One way to secure your financial future is to reduce your debt. A significant payment made to pay down a credit card and loan will help reduce the amount of interest paid on an account carrying a balance. The less interest you have to pay, the more funds you’ll have available in the future. But before you do that, check with the debt holders, because some are offering relief, including deferred payments and waived interest. Just be sure to read the fine print, as some of the assistance offered could delay interest rather than forgive it. 

Start or add to an existing emergency fund 

It can’t be stressed enough how important it is to have an emergency fund. As this pandemic shows, the world can change very quickly. The fund should be equal to the amount of money spent on expenses for three to six months. While the $600 stimulus check won’t cover that entire amount, it can be used as a starting point. If you exhausted or spent some of your emergency funds, this second stimulus check can help get you back on track.
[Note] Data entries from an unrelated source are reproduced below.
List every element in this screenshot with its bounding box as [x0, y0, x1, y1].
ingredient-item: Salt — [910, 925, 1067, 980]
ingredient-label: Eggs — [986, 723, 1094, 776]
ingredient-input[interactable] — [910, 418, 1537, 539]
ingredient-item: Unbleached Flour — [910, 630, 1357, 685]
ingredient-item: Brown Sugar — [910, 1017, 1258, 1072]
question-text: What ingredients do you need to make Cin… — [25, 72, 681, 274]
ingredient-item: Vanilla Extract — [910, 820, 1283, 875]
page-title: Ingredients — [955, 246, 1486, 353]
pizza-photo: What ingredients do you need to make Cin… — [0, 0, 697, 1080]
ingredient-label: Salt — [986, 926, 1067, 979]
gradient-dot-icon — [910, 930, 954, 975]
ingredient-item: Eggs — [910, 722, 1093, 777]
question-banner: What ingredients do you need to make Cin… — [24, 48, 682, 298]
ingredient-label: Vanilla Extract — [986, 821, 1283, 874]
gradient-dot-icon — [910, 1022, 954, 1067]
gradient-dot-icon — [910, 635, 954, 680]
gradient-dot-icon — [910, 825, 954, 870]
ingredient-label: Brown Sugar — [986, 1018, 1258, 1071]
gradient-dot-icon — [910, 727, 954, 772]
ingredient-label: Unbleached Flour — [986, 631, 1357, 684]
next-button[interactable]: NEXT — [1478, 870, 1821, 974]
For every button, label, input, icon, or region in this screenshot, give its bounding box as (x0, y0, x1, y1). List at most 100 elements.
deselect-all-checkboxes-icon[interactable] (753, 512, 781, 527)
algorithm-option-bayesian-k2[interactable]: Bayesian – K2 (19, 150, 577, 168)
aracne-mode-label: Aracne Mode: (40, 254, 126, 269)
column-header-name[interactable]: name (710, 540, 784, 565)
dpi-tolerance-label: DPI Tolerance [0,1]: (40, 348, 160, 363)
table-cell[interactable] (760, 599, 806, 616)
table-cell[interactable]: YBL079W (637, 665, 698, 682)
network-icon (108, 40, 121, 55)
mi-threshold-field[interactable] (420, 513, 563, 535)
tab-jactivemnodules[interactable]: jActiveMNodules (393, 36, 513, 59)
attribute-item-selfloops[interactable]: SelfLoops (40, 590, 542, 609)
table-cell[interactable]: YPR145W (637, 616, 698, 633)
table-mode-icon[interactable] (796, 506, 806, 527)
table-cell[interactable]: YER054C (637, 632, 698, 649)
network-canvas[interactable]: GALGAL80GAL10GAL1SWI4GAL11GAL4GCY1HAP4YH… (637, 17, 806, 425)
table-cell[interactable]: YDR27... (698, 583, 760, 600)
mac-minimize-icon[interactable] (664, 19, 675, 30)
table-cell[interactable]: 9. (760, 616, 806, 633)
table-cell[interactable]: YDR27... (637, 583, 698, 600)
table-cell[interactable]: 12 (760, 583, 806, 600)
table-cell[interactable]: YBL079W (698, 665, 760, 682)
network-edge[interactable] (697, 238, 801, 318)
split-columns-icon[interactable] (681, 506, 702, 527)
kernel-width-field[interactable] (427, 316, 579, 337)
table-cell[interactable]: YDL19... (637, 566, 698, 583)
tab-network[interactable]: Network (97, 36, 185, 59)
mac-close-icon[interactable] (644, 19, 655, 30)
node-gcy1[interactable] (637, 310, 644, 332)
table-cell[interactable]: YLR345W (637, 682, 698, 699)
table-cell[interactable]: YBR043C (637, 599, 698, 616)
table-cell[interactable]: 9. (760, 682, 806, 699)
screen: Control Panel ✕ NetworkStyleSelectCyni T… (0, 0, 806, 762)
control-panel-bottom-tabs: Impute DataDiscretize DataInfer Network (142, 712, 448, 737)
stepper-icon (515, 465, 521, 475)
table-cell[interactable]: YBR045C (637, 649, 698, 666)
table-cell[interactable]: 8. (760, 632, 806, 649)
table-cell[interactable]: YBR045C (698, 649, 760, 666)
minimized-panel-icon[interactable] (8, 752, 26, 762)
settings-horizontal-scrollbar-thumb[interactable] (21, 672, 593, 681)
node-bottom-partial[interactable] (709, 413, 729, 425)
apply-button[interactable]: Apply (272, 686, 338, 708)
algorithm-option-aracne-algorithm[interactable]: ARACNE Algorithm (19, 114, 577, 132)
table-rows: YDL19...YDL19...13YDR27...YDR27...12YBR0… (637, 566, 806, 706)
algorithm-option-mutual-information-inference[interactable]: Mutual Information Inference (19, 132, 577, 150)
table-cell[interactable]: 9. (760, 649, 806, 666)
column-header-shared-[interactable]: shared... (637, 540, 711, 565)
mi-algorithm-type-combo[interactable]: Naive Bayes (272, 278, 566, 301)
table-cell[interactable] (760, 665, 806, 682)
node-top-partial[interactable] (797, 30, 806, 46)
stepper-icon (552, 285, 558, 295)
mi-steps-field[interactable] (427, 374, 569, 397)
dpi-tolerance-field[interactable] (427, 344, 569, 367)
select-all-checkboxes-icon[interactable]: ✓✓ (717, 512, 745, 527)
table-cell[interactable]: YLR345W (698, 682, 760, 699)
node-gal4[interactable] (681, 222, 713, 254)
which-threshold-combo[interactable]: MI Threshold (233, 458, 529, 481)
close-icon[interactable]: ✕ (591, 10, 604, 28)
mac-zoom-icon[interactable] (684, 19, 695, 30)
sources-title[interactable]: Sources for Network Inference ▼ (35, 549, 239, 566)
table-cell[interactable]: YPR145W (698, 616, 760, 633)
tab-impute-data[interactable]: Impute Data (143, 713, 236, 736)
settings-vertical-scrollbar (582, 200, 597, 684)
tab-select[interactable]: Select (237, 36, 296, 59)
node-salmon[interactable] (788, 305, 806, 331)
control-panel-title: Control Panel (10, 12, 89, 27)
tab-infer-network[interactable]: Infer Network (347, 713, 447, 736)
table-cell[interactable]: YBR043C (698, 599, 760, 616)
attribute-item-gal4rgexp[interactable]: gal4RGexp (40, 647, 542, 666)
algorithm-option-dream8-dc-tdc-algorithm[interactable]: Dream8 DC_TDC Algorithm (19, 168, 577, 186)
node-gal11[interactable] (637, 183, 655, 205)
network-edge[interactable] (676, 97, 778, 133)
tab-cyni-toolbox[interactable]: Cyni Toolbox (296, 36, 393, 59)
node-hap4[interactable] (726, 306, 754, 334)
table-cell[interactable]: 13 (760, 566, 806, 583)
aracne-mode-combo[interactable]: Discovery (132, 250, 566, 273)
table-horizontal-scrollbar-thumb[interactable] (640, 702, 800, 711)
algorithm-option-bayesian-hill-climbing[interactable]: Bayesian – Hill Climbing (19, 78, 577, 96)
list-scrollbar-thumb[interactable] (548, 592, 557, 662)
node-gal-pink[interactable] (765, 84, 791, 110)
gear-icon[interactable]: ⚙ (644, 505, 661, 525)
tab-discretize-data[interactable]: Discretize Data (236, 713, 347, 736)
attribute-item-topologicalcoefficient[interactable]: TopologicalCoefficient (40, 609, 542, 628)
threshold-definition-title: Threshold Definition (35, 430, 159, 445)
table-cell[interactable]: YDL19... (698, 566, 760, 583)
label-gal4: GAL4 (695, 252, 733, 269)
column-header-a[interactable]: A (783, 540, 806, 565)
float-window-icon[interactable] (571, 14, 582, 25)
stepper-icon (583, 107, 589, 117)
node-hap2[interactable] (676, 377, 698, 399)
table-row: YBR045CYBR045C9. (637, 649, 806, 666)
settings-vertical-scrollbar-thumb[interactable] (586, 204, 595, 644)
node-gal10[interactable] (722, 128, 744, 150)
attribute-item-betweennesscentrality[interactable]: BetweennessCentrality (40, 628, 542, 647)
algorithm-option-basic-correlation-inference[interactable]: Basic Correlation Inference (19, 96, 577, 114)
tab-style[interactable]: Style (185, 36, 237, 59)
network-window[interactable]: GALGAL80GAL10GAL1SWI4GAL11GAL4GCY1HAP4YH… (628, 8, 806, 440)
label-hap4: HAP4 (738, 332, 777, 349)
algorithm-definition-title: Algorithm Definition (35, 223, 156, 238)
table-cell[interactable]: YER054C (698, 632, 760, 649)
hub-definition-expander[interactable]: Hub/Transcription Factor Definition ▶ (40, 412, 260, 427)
A simple savings account can be used to keep the money safe. 

Give to those in need

Those fortunate enough to find themselves not needing any of the $600 for themselves should consider giving it to people who do. There are many charities still fighting the pandemic, such as food banks and hospitals. Another consideration is to help out friends and family members who’ve been hit hard by the pandemic. 

Open a long-term investment account for your children

Part of the relief package provides an additional $600 per child. If your family is already comfortable, there’s a way to make use of that money to help your kids’ future. 

“Provided you don’t need this money, consider opening a 529 plan for your child,” said certified financial planner Marguerita Cheng. “Your state may offer a tax benefit. This money can grow tax-free. If appropriate, you can even contribute modest amounts of, say, $50 to $100 regularly.”

To start a 529 plan, contact your bank or investment firm to see what they have available and what benefits will come your way if you open one up.